Alarmerend hoge luchtvervuiling in Oost-Vlaanderen

© BDW

Fijnstofmetingen met aardbeienplantjes tonen hoge concentraties luchtvervuiling in Oost-Vlaanderen. De initiatiefnemers pleiten voor een zone-30 in alle dorpskernen en een snelheids­limiet van 90 km/u op snelwegen.

ire

In maart dit jaar lanceerde de Antwerpse Universiteit in Oost-Vlaanderen het grootste AIRbezen-project tot nu toe. Deelnemers adopteren een aardbeienplantje waarop de neerslag van fijn stof wordt nagegaan. Voor dit project werden 11.300 plantjes verspreid. Van 3.065 daarvan werden stalen geanalyseerd.

Het hoeft niet te verbazen dat de stedelijke kernen zoals Gent, Aalst, Sint-Niklaas of Lokeren er in negatieve zin uitspringen. “Vooral in smalle straten of straten met hoge gebouwen is de uitstoot van fijn stof fenomenaal hoog”, zegt Roeland Samson, projectleider en hoogleraar milieu en stedelijke ecologie aan de UA.
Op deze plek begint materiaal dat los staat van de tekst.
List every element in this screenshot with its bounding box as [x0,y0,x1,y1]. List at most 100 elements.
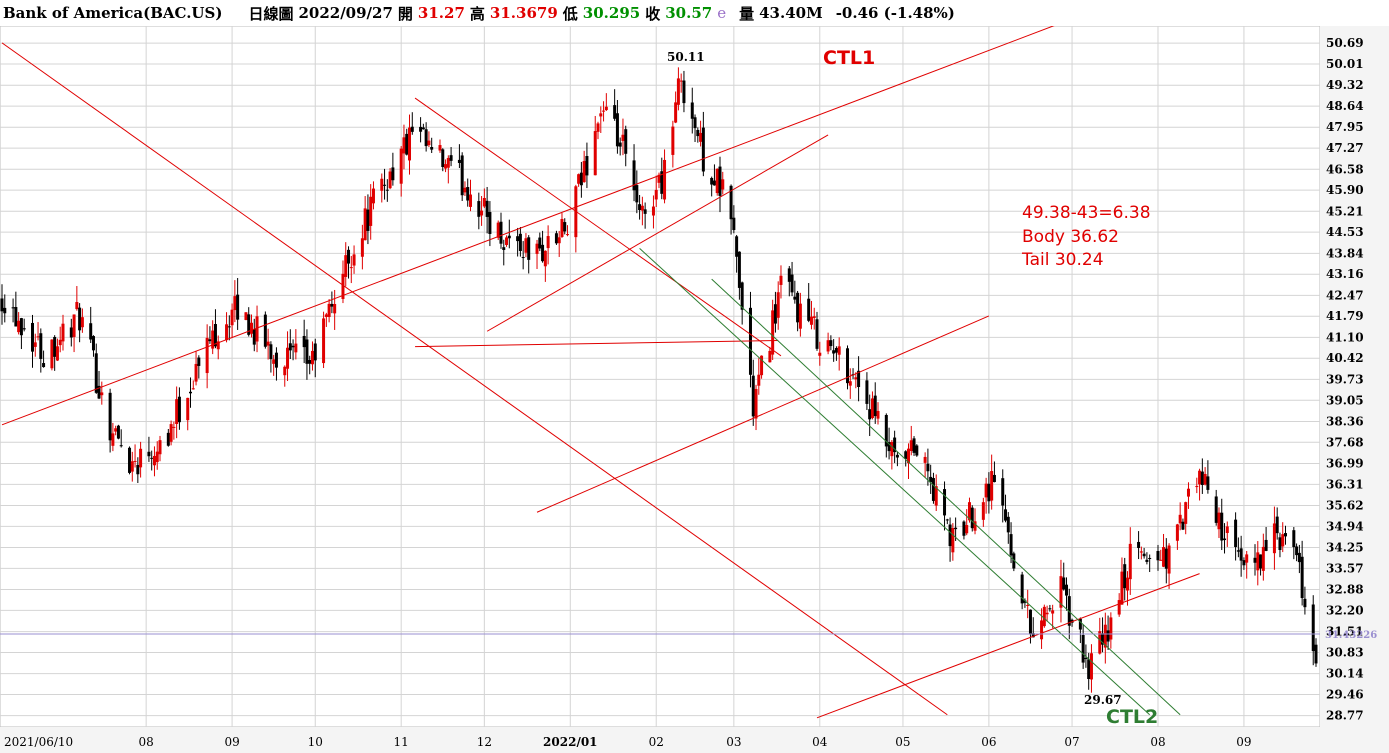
candle-body [1186,488,1190,497]
period-label: 日線圖 [248,4,294,23]
trendlines [1,26,1200,719]
date-label: 2022/09/27 [298,4,393,22]
candle-body [211,330,215,349]
candle-body [563,222,567,232]
candle-body [1156,550,1160,561]
y-tick-label: 41.79 [1326,309,1364,323]
candle-body [535,243,539,254]
candle-body [710,177,714,185]
candle-body [715,168,719,194]
candle-body [809,316,813,325]
candle-body [80,317,84,328]
x-tick-label: 03 [726,735,741,749]
candle-body [1234,519,1238,548]
candle-body [1084,658,1088,660]
candle-body [909,440,913,452]
low-value: 30.295 [582,4,641,22]
candle-body [1078,618,1082,630]
high-value: 31.3679 [489,4,558,22]
candle-body [347,249,351,264]
candle-body [812,316,816,318]
candle-body [446,157,450,168]
candle-body [807,298,811,321]
candle-body [527,237,531,260]
candle-body [934,486,938,506]
candle-body [1264,539,1268,551]
candle-body [577,174,581,184]
candle-body [230,309,234,326]
candle-body [973,521,977,531]
x-tick-label: 09 [1236,735,1251,749]
candle-body [543,250,547,267]
candle-body [990,471,994,501]
candle-body [19,318,23,336]
candle-body [518,233,522,251]
x-tick-label: 08 [1150,735,1165,749]
candle-body [887,442,891,452]
candle-body [410,126,414,132]
candle-body [521,257,525,259]
candle-body [1123,564,1127,589]
candle-body [1242,560,1246,566]
x-tick-label: 07 [1064,735,1079,749]
y-tick-label: 46.58 [1326,162,1364,176]
y-tick-label: 47.95 [1326,120,1364,134]
price-chart[interactable]: 50.69 50.01 49.32 48.64 47.95 47.27 46.58 45.90… [0,26,1389,753]
candle-body [352,254,356,266]
candle-body [1164,548,1168,569]
candle-body [790,274,794,293]
candle-body [638,204,642,211]
candle-body [984,483,988,498]
candle-body [754,388,758,419]
candle-body [699,132,703,142]
candle-body [363,208,367,241]
plot-area [0,26,1321,728]
change-value: -0.46 (-1.48%) [835,4,955,22]
ctl2-label: CTL2 [1106,706,1158,728]
candle-body [369,196,373,226]
candle-body [676,78,680,105]
red-trendline [1,26,1055,426]
candle-body [893,437,897,453]
red-trendline [414,97,782,357]
candle-body [166,432,170,446]
candle-body [197,357,201,366]
candle-body [216,341,220,350]
candle-body [116,425,120,439]
candle-body [233,296,237,311]
candle-body [1042,606,1046,627]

Buiten de stad tonen steenwegen of invalswegen met dichte bebouwing gelijkaardige niveaus van vervuiling. Ook dorpen in de buurt van de haven krijgen het hard te verduren. Langs de snelwegen zijn de resultaten vreemd genoeg gunstiger. “De vervuiling wordt er weggeblazen door de wind.”

De vaststellingen zijn niet vrijblijvend, waarschuwt de professor. “Het gros van onze deelnemers vulde een uitgebreide vragenlijst in. Een kwart gaf te kennen dat minstens één gezinslid problemen met de luchtwegen heeft, of bepaalde vormen van kanker. Opvallend is dat net bij die mensen significant hogere fijnstofwaarden gemeten werden. Het is misschien wat kort door de bocht om hier harde conclusies aan te verbinden, maar dit lijkt toch geen toeval te zijn.”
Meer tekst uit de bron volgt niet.